Product you will maintain for three or more years: Understand your exit before you commit. What would it take to move off Managed Agents in 18 months? Which layers are portable (your prompts, your rubrics, your domain logic) and which are not (orchestration topology, memory format, eval grader coupling)? Design around the portable layers. Do not let the non-portable layers become load-bearing without knowing it.
Enterprise deployment with existing AI infrastructure: Negotiate data portability in your contract before you sign.

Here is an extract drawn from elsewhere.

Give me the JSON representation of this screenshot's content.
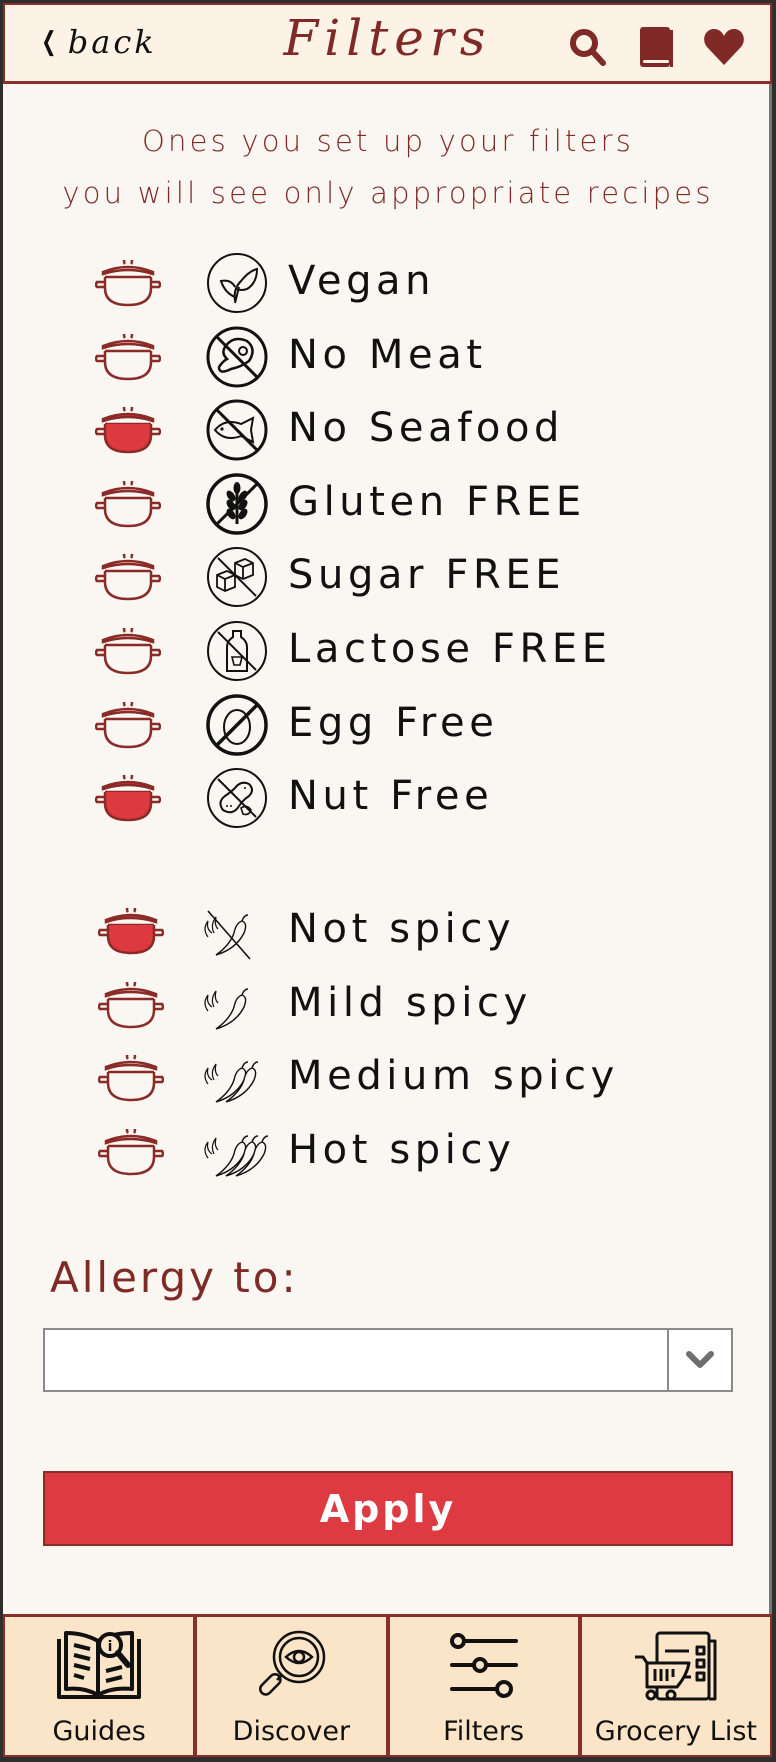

What format can your session data be exported in? What is the retention and deletion policy? What SLA applies to the memory and eval infrastructure, not just the model API? These questions are easier to ask before you have production data in the system.
Developer or researcher building on open infrastructure: Build outside Managed Agents and treat the managed versions as a benchmark for what your stack should eventually do. LangGraph, Mem0, LangSmith, and CrewAI exist. They are more work. They are also yours.
One More Thing
This is worth saying plainly: the 6x task completion improvement at Harvey is real. The 50% faster document review at Wisedocs is real. Managed Agents with Dreaming and Outcomes switched on produces meaningfully better results than a raw agent loop. The platform works.
The question is not whether to use it. The question is whether you have thought through what you are committing to. Most teams that end up locked into a platform do not decide to accept lock-in — they just never make the explicit decision.
Now is a reasonable time to make it.